I laughed. “You knew it would work, didn’t you.” It wasn’t even a question.

“Maybe I did and maybe I didn’t,” he said—he absolutely did. “Do you like the music?”

I nodded too many times. “I adore it.” It wasn’t fast or slow, just the perfect spot in between. You could dance to it, definitely—everyone in the room was dancing—and you could sit and listen as well.

“So, you like dancing,” March said, eyes squinted a little bit.

“Well, I…” I’d never really liked dancing per se, but…

at the risk of my cheeks melting off my face, I said, “Tonight I do.” I liked the way his arm was secured around my waist. How his hand held mine.

How his breath felt against my lips. How he looked down at me like he wanted to study me, analyze me, know every inch of me like nobody ever had before.

Who are you? I wanted to ask but didn’t need to. I had the feeling I was going to find out soon.

“Tonight, I do, too,” March said. “Tonight, I seem to like a lot of things.”

The gears in my stomach were turning overtime. “What things?” I asked, knowing full well what the answer was going to be, but needing to hear it anyway.

I was never this girl. In fact, thinking back now, whenever my friends had told me about talks with their boyfriends or girlfriends, I’d always cringed a little bit inwardly. It had felt so fake, so unnatural—and now?

Now March was talking and looking at me like that, and I was a different person altogether. Like he’d changed me within a day, which was perfectly absurd.

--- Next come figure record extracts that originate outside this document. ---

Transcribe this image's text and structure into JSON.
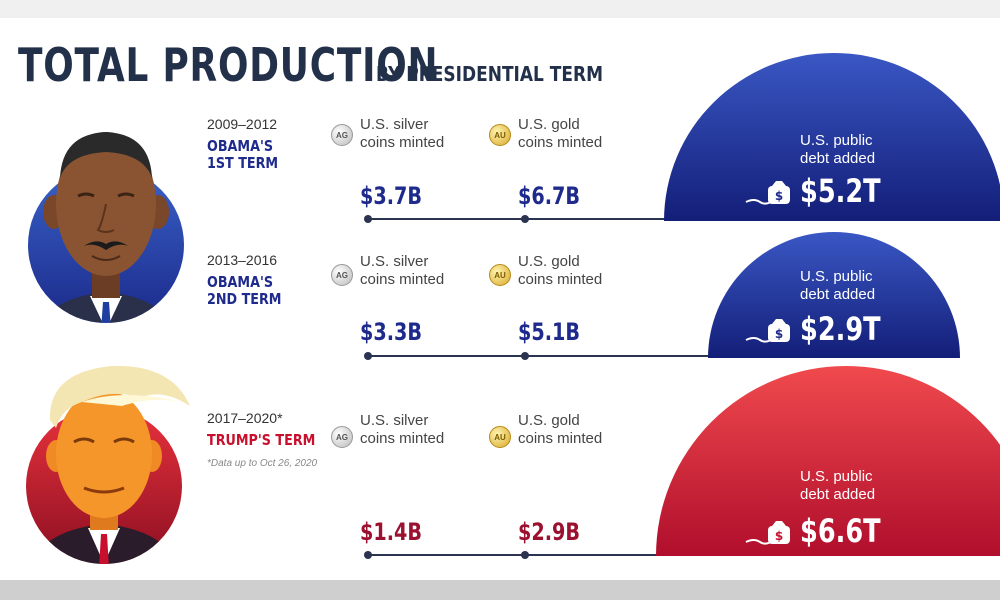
{
  "title": {
    "main": "TOTAL PRODUCTION",
    "sub": "BY PRESIDENTIAL TERM"
  },
  "legend": {
    "silver_label": "U.S. silver\ncoins minted",
    "gold_label": "U.S. gold\ncoins minted",
    "debt_label": "U.S. public\ndebt added",
    "silver_coin": "AG",
    "gold_coin": "AU"
  },
  "rows": [
    {
      "years": "2009–2012",
      "term": "OBAMA'S\n1ST TERM",
      "silver": "$3.7B",
      "gold": "$6.7B",
      "debt": "$5.2T",
      "note": ""
    },
    {
      "years": "2013–2016",
      "term": "OBAMA'S\n2ND TERM",
      "silver": "$3.3B",
      "gold": "$5.1B",
      "debt": "$2.9T",
      "note": ""
    },
    {
      "years": "2017–2020*",
      "term": "TRUMP'S TERM",
      "silver": "$1.4B",
      "gold": "$2.9B",
      "debt": "$6.6T",
      "note": "*Data up to Oct 26, 2020"
    }
  ],
  "colors": {
    "obama": "#1e2a8c",
    "trump": "#c8102e",
    "text": "#22304a"
  },
  "chart_data": {
    "type": "bar",
    "categories": [
      "Obama's 1st Term",
      "Obama's 2nd Term",
      "Trump's Term"
    ],
    "series": [
      {
        "name": "U.S. silver coins minted",
        "values": [
          3.7,
          3.3,
          1.4
        ],
        "unit": "billion USD"
      },
      {
        "name": "U.S. gold coins minted",
        "values": [
          6.7,
          5.1,
          2.9
        ],
        "unit": "billion USD"
      },
      {
        "name": "U.S. public debt added",
        "values": [
          5.2,
          2.9,
          6.6
        ],
        "unit": "trillion USD"
      }
    ],
    "title": "TOTAL PRODUCTION BY PRESIDENTIAL TERM"
  }
}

“Just things. Like the look on your face when you’re thinking. I never know whether you’ll start running or punch someone in the throat any second,” he said, and my jaw hit the floor.

“I don’t look like that!”

Did I, though?

Father always said I was too serious, and Mother promised me that no guy was ever going to dare approach me if I looked at them like I contemplated ways of murder in my free time.

Ridiculous—I did not.

“Yes, you do.” March pulled me against his chest just a little tighter. “And you also walk like the ground owes you something, too.”

My mouth was wide open, and I tried to push him away, but he didn’t let me. Instead, he pulled me even closer, until it got almost difficult to breathe—but I was breathing.

I was trying to pretend I was irritated, too. “Maybe I no longer like dancing tonight,” I said—a total lie, and he could tell just fine.

Throwing his head back, he laughed, then squeezed my hand over his chest a little bit.

“That glare isn’t nearly as terrifying as you think, I’m afraid,” he told me. “I’ve seen you smile. It ruined whatever tough act you were planning to keep up in the future.”

Oh, the nerve of him.

The fact that I was laughing instead of being angry—or at least pretending!

“You’re one to talk,” I said, only halfheartedly. “Your exterior does not match that smile you have on all the time.” Lame, but it was the best I had. He really was too big and too mean-looking to be smiling so much. Kind of.

“Believe it or not, I was never one to smile much,” he said without missing a beat.

“Except you never stop!” I saw it since we met—and I was looking at his stupid, perfect smile right now.

“Maybe I just have something to smile about.”

Oh, the mouth on him…

“Maybe I have something to be mean about, too.” I leaned back—this time knowing full well he wouldn’t let me, and that was exactly why I did it.

I didn’t recognize myself at all in those moments. Must have been another Ora.